You talk about the relationship between torque and flux not being linear. But if they are to be used to populate a 2-d lookup table, you don't want any relationship at all to exist between the DEPENDENT variables of your table. So, why is that type of data not good to populate a 2-d table?
You have never been willing to show me your data, even though I have asked. But here is an example of a similar case, where a similar amount of information exists.
x = linspace(0,1,10);
y = sin(1.5*x);
plot(x,y,'o')
grid on
So, we have some highly dependent variables, x and y. Now suppose we want to create a 2-d lookup table, where some other variable z happens to be a function of x and y. So imagine that you have measured z at each of those points, This is the case you have described. where you have current as a function of flux and torque.
But your data lies only along that narrow band in the (x,y) plane. At any point away from that narrow band, you have no information at what the shape of that surface might be. This will cause gridfit to perform miserably. It will cause a scattered interpolant to fail in flames.
What happens with a scattered interpolant?
tri = delaunay(x,y)
hold on
trimesh(tri,x,y)
The dots wer your data. The triangular mesh is what a scattered interpolant will use to interpolant. At any point, it determines which of those triangles the point lies inside, then uses the z values at the 3 corner vertices of the corresponding triangle to do interpolation. See that EVERY triangle here connects a line segment to the point at the very end.
The goal of a scattered interpolant is to use data that is NEAR a point in question to interpolate.
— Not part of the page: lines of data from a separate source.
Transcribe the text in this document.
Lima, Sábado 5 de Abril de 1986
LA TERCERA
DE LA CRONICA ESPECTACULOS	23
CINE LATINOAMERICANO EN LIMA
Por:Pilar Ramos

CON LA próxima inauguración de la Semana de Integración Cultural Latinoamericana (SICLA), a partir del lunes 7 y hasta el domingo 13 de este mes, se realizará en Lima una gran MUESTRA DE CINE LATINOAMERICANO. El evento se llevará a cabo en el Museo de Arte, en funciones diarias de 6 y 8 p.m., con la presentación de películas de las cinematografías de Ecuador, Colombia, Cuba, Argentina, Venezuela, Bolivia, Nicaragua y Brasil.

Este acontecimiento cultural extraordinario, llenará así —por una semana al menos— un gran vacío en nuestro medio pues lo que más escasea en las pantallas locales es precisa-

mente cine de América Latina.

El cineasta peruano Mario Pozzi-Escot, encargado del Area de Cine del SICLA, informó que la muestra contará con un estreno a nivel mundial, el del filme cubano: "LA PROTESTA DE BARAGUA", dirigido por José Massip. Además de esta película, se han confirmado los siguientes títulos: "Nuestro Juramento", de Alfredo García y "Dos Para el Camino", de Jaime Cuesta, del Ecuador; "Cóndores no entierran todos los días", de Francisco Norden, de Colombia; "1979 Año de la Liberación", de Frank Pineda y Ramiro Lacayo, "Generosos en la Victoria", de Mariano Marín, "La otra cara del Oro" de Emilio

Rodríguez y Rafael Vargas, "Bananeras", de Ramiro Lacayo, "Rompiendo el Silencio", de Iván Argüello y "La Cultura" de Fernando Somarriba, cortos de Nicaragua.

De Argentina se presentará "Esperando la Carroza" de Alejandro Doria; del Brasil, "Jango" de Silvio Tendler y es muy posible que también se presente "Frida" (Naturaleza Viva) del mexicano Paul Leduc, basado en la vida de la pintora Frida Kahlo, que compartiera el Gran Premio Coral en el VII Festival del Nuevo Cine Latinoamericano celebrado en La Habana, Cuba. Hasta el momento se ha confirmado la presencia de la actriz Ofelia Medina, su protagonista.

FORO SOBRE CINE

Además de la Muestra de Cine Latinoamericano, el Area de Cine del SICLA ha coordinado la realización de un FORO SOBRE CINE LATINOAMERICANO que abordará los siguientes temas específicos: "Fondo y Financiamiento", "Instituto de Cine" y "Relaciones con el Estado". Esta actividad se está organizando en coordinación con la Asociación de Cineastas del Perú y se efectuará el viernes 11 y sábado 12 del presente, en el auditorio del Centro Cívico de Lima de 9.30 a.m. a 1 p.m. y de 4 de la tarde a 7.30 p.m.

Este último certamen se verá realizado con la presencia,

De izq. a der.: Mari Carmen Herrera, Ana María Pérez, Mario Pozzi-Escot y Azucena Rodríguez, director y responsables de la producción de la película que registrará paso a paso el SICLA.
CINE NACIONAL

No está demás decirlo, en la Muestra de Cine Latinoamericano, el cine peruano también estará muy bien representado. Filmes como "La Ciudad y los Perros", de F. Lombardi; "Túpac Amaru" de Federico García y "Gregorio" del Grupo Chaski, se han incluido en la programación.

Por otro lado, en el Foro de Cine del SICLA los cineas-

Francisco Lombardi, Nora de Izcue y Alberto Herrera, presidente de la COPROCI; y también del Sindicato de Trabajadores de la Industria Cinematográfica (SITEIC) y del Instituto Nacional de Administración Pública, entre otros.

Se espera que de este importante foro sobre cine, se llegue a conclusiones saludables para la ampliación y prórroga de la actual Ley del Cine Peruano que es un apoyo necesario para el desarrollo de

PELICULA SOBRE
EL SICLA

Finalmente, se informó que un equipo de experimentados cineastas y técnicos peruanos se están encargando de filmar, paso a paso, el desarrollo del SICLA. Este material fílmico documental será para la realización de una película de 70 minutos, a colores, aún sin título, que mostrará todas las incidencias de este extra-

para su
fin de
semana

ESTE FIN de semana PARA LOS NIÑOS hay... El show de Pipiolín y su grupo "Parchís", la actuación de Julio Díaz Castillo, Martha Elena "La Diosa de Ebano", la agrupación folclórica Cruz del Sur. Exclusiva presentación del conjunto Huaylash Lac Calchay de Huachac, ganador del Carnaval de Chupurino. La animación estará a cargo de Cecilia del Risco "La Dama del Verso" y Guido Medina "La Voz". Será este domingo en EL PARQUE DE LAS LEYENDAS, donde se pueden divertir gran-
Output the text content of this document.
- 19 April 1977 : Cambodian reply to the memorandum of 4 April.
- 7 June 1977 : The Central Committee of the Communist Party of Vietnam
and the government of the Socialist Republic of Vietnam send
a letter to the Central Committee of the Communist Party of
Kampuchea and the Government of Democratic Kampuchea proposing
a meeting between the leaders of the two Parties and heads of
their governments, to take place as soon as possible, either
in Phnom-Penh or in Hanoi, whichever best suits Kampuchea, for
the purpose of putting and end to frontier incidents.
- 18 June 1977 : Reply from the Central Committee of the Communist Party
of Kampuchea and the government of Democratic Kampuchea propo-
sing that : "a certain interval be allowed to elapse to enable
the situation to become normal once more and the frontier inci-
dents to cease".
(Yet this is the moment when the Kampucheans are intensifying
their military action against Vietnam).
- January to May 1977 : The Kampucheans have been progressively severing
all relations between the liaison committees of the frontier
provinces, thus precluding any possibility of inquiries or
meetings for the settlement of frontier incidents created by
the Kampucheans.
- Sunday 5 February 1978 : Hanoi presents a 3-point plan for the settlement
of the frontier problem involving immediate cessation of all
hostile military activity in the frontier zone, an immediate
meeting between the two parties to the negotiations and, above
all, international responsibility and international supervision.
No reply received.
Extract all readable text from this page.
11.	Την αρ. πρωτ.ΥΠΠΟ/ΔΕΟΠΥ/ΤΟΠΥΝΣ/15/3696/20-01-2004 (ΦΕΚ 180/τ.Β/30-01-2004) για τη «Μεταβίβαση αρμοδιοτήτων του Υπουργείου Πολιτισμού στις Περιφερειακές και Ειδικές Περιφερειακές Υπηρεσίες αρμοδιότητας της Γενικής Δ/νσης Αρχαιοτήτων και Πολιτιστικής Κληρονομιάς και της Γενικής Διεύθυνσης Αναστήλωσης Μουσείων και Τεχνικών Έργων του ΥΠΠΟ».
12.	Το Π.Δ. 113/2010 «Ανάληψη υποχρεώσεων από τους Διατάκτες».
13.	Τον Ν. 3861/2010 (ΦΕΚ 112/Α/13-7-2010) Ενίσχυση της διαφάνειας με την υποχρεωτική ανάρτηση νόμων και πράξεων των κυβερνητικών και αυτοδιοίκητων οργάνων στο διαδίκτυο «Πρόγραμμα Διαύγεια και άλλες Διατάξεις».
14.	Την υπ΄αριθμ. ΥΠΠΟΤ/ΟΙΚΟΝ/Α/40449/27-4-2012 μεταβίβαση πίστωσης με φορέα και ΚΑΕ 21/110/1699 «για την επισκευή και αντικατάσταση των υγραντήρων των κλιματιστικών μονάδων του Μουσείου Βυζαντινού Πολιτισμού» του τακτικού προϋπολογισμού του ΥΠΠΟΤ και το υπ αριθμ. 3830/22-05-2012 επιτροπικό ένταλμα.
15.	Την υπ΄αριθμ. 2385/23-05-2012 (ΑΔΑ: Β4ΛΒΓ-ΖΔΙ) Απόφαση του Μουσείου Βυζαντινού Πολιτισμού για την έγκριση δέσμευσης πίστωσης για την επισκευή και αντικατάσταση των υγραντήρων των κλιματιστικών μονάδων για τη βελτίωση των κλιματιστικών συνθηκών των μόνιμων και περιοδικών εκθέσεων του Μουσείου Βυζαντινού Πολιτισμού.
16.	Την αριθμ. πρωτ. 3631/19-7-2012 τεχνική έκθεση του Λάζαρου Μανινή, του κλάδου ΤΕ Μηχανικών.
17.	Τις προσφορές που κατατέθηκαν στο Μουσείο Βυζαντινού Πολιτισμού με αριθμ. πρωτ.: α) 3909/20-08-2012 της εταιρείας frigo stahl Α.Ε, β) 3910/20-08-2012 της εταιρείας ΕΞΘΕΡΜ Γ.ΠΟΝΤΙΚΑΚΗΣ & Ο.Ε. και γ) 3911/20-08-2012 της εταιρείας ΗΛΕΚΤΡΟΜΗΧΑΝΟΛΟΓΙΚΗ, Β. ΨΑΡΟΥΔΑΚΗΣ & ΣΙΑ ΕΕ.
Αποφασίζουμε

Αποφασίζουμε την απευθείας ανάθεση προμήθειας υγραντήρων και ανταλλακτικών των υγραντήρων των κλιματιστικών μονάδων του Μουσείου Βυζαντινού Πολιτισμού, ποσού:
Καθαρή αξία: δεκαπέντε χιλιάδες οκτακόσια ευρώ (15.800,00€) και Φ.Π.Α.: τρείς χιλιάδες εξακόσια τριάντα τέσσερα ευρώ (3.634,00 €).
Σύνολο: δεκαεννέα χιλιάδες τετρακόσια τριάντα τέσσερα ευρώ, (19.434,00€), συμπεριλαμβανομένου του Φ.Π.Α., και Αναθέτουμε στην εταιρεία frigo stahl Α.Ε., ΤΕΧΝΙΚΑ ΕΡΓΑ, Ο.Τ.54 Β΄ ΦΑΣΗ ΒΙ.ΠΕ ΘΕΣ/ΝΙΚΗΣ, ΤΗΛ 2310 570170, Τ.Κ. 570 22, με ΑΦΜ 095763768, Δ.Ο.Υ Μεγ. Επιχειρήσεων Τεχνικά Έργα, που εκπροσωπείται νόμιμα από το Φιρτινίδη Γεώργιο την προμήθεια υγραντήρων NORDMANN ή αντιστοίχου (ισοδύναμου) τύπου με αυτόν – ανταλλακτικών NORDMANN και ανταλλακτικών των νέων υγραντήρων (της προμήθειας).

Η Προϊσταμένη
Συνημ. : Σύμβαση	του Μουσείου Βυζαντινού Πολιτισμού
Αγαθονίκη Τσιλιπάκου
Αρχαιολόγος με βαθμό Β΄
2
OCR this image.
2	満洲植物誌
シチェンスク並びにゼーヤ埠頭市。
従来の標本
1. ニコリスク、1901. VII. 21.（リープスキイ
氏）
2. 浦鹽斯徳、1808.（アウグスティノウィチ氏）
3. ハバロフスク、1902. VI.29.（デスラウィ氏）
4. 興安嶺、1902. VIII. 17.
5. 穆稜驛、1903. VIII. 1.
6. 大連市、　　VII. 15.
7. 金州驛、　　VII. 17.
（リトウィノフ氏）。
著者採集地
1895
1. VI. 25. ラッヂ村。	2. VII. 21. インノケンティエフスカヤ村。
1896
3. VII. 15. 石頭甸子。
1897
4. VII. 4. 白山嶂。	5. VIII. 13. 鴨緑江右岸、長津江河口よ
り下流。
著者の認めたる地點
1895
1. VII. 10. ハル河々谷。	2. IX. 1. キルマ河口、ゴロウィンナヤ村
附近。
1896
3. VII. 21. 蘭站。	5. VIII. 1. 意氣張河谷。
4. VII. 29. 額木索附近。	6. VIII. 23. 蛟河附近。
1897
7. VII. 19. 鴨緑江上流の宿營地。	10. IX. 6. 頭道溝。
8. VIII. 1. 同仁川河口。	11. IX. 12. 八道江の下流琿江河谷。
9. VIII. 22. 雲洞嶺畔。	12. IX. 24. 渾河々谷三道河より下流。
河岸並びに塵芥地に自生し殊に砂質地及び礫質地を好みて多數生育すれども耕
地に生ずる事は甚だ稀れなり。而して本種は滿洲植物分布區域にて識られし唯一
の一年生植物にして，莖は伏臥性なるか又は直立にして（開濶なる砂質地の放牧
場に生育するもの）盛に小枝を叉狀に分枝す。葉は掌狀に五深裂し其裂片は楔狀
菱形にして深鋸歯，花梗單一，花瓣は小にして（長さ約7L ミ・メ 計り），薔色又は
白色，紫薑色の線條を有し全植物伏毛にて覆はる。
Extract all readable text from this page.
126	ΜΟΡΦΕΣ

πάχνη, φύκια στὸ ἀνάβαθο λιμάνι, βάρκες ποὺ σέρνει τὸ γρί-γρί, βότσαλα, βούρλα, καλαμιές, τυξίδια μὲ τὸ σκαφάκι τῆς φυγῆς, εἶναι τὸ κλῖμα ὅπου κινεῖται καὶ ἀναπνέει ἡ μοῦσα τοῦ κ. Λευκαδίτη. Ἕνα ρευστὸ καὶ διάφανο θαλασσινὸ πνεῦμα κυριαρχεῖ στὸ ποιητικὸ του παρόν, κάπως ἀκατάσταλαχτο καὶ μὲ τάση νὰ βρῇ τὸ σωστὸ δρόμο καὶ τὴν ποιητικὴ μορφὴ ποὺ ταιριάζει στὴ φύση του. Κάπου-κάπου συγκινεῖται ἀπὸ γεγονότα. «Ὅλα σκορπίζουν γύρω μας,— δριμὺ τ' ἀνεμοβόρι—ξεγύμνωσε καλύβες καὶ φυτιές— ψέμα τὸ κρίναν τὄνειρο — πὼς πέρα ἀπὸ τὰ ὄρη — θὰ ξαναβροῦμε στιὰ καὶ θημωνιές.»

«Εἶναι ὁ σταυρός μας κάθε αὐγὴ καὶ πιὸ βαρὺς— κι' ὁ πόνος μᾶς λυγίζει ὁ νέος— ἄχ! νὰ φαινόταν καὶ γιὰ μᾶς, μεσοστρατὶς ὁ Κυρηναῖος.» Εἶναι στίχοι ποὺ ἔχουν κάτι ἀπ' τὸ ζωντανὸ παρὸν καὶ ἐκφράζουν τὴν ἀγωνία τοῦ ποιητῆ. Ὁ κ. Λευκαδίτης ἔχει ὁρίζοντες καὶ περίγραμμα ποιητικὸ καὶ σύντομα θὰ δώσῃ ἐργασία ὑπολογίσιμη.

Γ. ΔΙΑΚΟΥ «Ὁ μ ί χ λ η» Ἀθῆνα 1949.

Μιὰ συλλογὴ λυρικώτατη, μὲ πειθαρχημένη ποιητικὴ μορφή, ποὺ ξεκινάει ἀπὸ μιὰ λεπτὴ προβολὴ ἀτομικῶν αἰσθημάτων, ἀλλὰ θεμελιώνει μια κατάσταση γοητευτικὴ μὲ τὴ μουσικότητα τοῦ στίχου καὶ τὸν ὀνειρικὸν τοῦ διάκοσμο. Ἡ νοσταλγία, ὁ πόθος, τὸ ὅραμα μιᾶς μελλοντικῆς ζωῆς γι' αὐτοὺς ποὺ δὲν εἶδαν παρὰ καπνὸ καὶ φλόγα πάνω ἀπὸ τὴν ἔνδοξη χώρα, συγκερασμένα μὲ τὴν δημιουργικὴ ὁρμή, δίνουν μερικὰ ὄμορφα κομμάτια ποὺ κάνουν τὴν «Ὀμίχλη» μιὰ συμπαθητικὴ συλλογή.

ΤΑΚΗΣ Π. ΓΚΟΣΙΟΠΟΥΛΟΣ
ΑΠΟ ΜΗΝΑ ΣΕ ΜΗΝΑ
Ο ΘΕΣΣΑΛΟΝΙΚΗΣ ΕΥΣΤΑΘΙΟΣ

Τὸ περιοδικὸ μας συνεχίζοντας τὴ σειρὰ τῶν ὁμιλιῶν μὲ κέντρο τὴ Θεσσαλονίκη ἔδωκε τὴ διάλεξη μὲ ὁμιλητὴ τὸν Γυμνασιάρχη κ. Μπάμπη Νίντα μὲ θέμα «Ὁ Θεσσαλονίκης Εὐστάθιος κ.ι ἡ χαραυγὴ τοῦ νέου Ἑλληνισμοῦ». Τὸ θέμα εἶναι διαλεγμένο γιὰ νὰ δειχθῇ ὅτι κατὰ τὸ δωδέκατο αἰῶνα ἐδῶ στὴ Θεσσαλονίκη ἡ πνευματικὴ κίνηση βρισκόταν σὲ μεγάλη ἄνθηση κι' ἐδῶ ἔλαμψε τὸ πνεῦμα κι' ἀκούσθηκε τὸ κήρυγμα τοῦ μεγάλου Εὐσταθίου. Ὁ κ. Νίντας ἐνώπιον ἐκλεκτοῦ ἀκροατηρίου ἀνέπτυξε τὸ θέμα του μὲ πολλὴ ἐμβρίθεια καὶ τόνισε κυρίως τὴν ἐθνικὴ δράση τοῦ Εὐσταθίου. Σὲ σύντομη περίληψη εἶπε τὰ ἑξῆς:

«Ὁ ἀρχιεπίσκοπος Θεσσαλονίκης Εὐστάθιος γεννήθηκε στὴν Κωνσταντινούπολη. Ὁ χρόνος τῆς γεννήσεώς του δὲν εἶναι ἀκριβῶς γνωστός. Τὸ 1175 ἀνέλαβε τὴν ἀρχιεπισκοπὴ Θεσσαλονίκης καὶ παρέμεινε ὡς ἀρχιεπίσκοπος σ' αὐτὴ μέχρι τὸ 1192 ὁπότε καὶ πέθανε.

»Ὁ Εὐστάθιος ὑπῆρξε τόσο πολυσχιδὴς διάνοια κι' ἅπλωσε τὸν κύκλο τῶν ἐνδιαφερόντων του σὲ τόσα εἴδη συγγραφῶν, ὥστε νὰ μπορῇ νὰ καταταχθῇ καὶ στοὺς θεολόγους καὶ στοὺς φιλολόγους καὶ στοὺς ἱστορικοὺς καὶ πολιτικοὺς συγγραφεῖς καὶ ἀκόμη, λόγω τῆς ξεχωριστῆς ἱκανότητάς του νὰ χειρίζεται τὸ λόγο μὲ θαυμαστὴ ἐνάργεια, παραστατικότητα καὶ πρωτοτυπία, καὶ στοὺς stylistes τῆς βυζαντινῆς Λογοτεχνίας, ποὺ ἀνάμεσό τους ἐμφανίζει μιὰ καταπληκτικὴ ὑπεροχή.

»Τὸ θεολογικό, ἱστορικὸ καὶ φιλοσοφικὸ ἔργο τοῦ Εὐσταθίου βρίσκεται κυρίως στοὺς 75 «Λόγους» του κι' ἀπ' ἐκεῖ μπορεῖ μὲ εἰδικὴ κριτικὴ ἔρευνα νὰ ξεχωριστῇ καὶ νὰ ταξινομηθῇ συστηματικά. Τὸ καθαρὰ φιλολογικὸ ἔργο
But in a problem like this, that fails miserably. Where are scattered interpolants good? Or, for that matter, where are tools like gridfit good?
A classical problem where scatteredInterpolant is a good tool might be:
x = rand(100,1);
y = rand(100,1);
tri = delaunay(x,y);
plot(x,y,'ro')
hold on
trimesh(tri,x,y)
grid on
Here, at any point in the (x,y) plane, the tool uses those data points that surround any point in question to interpolate the value of z. Even there, extrapolating into the curners becomes a problem (a case where gridfit is designed to operate a little more robustly than a scattered interpolant.) But we don't have a very narrow band of data, so at least within the domain that contains our data, any tool will do reasonably well.
The issue is, you don't seem to have that kind of data. And again, replicating your data does not give you more data. It can just give you more bad data.